EMD Serono, Inc.
- Given orally, as one or two courses a year, depending on the study regimen.
- The FDA gave Fast Track approval status to cladribine in July 2010, and the drug may be available in the first quarter of 2011.
- This drug predominantly affects peripheral blood lymphocytes, with relative preservation of other cell types and components. It causes a preferential and sustained depletion of certain T cells in the immune system, as well as a decrease in B cells. (T and B cells are two types of lymphocytes, which help to keep the body free of infections and cancer.) Cladribine also seems to directly influence the overall T-cell response.
- In a large-scale Phase III clinical trial, cladribine significantly reduced relapse rates and other disease activity in people with relapsing-remitting MS.
- The two-year Phase III CLARITY trial of two levels of cladribine versus placebo involved 1,326 patients with RRMS. Each course consisted of once daily administration for four to five consecutive days, and study participants took cladribine for a total of eight to 20 days of treatment during the year. It met its primary endpoint, showing 55- to 58-percent reductions in annualized relapse rates, a 31- to 33-percent reduction in disability progression, and a substantial reduction in lesion burden. No clinical relapses were seen in 79 to 80 percent of the treated group, as compared to 61 percent in the placebo group. In the ongoing two-year extension study, all participants will receive cladribine; it will continue to assess safety, tolerability and effect on progression of disability.
- Detailed study data were released in the spring of 2010 at the American Academy of Neurology and Consortium of MS Centers meetings. Conclusions included that treatment with cladribine resulted in an early onset of effect in MRI and clinical outcomes. MRI evidence of disease activity was reduced by both cladribine regimens. The MRI findings were accompanied by significant improvements in clinical outcomes and a favorable safety profile. Additionally, a substantial proportion of patients achieved a disease activity-free status over 96 weeks.
- Its safety in pregnancy will be determined by the FDA in its final review.
- The long-term safety of cladribine will be tested in the eight-year PREMIERE registry. It will provide long-term active safety and risk-benefit information.
- Some patients with aggressive MS failed to respond clinically and by MRI after two short courses of cladribine.

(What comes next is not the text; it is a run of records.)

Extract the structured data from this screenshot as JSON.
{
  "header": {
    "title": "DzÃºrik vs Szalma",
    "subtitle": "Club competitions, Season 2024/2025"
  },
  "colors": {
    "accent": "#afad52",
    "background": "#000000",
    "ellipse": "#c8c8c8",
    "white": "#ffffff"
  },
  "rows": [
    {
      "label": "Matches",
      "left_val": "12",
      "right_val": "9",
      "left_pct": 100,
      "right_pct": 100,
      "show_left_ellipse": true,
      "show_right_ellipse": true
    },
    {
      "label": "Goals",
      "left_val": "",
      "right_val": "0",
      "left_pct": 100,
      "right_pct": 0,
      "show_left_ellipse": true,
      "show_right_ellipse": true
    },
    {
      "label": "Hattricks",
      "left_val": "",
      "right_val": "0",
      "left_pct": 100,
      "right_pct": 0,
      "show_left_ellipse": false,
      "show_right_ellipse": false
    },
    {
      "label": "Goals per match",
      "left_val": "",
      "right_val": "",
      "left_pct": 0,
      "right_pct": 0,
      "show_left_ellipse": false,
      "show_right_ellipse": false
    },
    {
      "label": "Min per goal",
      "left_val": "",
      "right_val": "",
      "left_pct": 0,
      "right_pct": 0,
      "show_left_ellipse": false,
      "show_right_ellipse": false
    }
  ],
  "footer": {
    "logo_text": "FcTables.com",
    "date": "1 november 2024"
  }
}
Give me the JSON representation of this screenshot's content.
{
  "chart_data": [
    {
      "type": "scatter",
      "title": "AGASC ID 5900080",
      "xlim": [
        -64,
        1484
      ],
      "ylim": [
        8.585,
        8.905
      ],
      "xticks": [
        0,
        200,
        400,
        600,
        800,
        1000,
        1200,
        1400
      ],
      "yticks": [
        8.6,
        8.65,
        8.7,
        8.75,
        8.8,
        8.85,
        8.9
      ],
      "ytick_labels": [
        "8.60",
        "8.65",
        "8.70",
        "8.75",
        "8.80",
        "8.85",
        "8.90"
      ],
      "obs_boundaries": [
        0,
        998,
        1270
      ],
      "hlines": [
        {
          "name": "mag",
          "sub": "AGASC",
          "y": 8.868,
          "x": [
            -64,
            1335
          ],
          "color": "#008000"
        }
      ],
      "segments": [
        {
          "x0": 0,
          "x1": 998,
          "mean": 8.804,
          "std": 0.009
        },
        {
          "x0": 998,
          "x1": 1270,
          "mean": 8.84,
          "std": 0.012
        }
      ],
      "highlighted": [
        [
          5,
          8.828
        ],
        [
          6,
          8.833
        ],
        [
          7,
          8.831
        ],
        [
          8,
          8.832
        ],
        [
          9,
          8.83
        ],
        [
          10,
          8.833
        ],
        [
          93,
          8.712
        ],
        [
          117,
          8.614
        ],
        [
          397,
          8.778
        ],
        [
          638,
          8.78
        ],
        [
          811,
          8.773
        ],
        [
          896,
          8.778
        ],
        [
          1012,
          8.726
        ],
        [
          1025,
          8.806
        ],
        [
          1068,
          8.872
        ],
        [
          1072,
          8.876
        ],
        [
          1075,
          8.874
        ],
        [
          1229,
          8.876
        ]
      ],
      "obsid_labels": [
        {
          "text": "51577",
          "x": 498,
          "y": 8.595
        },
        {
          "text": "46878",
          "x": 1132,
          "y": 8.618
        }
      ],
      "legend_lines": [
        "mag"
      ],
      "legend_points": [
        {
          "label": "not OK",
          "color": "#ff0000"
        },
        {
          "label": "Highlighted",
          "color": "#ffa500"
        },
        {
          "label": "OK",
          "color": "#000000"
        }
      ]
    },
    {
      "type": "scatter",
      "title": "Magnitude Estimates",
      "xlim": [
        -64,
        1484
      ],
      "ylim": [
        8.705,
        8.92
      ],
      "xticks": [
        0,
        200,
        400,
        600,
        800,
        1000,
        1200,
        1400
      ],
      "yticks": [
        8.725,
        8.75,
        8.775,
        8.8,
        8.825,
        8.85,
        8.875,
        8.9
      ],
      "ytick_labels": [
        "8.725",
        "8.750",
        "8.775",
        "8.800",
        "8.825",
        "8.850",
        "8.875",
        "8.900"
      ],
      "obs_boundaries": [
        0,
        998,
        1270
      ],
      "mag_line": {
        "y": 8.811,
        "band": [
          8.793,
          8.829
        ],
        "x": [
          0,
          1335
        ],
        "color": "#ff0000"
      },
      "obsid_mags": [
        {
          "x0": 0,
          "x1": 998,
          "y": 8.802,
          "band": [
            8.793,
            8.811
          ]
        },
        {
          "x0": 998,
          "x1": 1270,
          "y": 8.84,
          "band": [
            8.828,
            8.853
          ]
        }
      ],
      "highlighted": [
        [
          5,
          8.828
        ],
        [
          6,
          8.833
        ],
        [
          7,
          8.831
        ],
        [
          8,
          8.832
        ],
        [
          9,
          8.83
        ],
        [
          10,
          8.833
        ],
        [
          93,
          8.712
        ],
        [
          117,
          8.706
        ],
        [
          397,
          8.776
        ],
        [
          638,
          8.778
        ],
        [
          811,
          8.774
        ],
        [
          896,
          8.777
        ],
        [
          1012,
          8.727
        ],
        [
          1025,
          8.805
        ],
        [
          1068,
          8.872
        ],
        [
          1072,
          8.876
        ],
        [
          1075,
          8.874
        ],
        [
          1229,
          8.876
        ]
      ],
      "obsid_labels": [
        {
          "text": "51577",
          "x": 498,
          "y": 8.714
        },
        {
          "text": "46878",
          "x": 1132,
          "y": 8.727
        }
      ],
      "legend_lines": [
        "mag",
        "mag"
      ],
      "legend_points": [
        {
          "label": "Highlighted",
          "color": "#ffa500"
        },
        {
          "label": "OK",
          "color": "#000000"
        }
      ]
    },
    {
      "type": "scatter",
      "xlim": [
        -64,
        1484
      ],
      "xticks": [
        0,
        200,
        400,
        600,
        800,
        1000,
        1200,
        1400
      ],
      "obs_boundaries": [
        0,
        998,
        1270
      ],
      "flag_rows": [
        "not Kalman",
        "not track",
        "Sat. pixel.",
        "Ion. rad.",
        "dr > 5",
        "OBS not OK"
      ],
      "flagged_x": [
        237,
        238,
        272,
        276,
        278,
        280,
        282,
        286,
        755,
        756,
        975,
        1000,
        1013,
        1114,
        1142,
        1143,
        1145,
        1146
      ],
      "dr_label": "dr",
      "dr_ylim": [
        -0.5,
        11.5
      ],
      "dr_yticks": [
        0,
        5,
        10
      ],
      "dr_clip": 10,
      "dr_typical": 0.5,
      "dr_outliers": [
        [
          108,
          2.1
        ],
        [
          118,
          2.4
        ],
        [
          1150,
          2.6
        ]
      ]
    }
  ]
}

A reduction of T- or B-lymphocyte counts was not seen in these patients. It may be that some patients with aggressive MS disease are resistant to cladribine, may require additional courses to reduce relapses or MRI activity, or may require additional courses to cause a reduction of lymphocyte count which may be tied to the efficacy of the drug. A larger cohort of patients with aggressive MS is being followed to expand these findings.
- The ONWARD Phase II study of 200 individuals who have experienced at least one relapse while taking Rebif is now recruiting. This study combines oral cladribine with Rebif, to determine whether the combination is more effective than Rebif alone.

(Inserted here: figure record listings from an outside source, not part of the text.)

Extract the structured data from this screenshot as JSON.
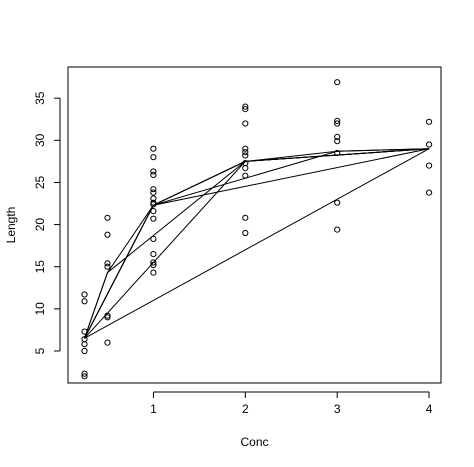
{
  "chart_data": {
    "type": "scatter",
    "title": "",
    "xlabel": "Conc",
    "ylabel": "Length",
    "xlim": [
      0.07,
      4.13
    ],
    "ylim": [
      1.2,
      38.7
    ],
    "x_ticks": [
      1,
      2,
      3,
      4
    ],
    "y_ticks": [
      5,
      10,
      15,
      20,
      25,
      30,
      35
    ],
    "grid": false,
    "points": [
      {
        "x": 0.25,
        "y": 11.7
      },
      {
        "x": 0.25,
        "y": 10.9
      },
      {
        "x": 0.25,
        "y": 7.3
      },
      {
        "x": 0.25,
        "y": 6.4
      },
      {
        "x": 0.25,
        "y": 5.8
      },
      {
        "x": 0.25,
        "y": 5.0
      },
      {
        "x": 0.25,
        "y": 2.3
      },
      {
        "x": 0.25,
        "y": 2.0
      },
      {
        "x": 0.5,
        "y": 20.8
      },
      {
        "x": 0.5,
        "y": 18.8
      },
      {
        "x": 0.5,
        "y": 15.4
      },
      {
        "x": 0.5,
        "y": 15.0
      },
      {
        "x": 0.5,
        "y": 9.2
      },
      {
        "x": 0.5,
        "y": 9.0
      },
      {
        "x": 0.5,
        "y": 6.0
      },
      {
        "x": 1,
        "y": 29.0
      },
      {
        "x": 1,
        "y": 28.0
      },
      {
        "x": 1,
        "y": 26.3
      },
      {
        "x": 1,
        "y": 25.9
      },
      {
        "x": 1,
        "y": 24.2
      },
      {
        "x": 1,
        "y": 23.8
      },
      {
        "x": 1,
        "y": 23.1
      },
      {
        "x": 1,
        "y": 22.6
      },
      {
        "x": 1,
        "y": 22.4
      },
      {
        "x": 1,
        "y": 21.6
      },
      {
        "x": 1,
        "y": 20.7
      },
      {
        "x": 1,
        "y": 18.3
      },
      {
        "x": 1,
        "y": 16.5
      },
      {
        "x": 1,
        "y": 15.5
      },
      {
        "x": 1,
        "y": 15.2
      },
      {
        "x": 1,
        "y": 14.3
      },
      {
        "x": 2,
        "y": 34.0
      },
      {
        "x": 2,
        "y": 33.7
      },
      {
        "x": 2,
        "y": 32.0
      },
      {
        "x": 2,
        "y": 29.0
      },
      {
        "x": 2,
        "y": 28.6
      },
      {
        "x": 2,
        "y": 28.2
      },
      {
        "x": 2,
        "y": 27.3
      },
      {
        "x": 2,
        "y": 26.7
      },
      {
        "x": 2,
        "y": 25.8
      },
      {
        "x": 2,
        "y": 20.8
      },
      {
        "x": 2,
        "y": 19.0
      },
      {
        "x": 3,
        "y": 36.9
      },
      {
        "x": 3,
        "y": 32.3
      },
      {
        "x": 3,
        "y": 32.0
      },
      {
        "x": 3,
        "y": 30.4
      },
      {
        "x": 3,
        "y": 29.9
      },
      {
        "x": 3,
        "y": 28.5
      },
      {
        "x": 3,
        "y": 22.6
      },
      {
        "x": 3,
        "y": 19.4
      },
      {
        "x": 4,
        "y": 32.2
      },
      {
        "x": 4,
        "y": 29.5
      },
      {
        "x": 4,
        "y": 27.0
      },
      {
        "x": 4,
        "y": 23.8
      }
    ],
    "lines": [
      {
        "x": [
          0.25,
          0.5,
          1,
          2,
          4
        ],
        "y": [
          6.5,
          14.3,
          22.3,
          27.5,
          29.0
        ]
      },
      {
        "x": [
          0.25,
          1,
          2,
          3,
          4
        ],
        "y": [
          6.5,
          22.3,
          27.5,
          28.7,
          29.0
        ]
      },
      {
        "x": [
          0.25,
          1,
          3,
          4
        ],
        "y": [
          6.5,
          22.3,
          28.7,
          29.0
        ]
      },
      {
        "x": [
          0.25,
          1,
          4
        ],
        "y": [
          6.5,
          22.3,
          29.0
        ]
      },
      {
        "x": [
          0.25,
          0.5,
          2,
          4
        ],
        "y": [
          6.5,
          14.3,
          27.5,
          29.0
        ]
      },
      {
        "x": [
          0.25,
          2,
          4
        ],
        "y": [
          6.5,
          27.5,
          29.0
        ]
      },
      {
        "x": [
          0.25,
          1,
          2,
          4
        ],
        "y": [
          6.5,
          22.3,
          27.5,
          29.0
        ]
      },
      {
        "x": [
          0.25,
          4
        ],
        "y": [
          6.5,
          29.0
        ]
      }
    ]
  }
}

- The Phase III ORACLE MS study is ongoing, and will assess whether cladribine can delay the time to a second clinical demyelinating attack in 600 individuals who have had a first clinical demyelinating event (CIS). The study will be complete in October 2012.
- The main risk of a side effect with cladribine is the potential for developing infections, most commonly Herpes infections. A prolonged decrease in white blood cells has also been seen in some patients. The FDA will further evaluate other side effects and risks.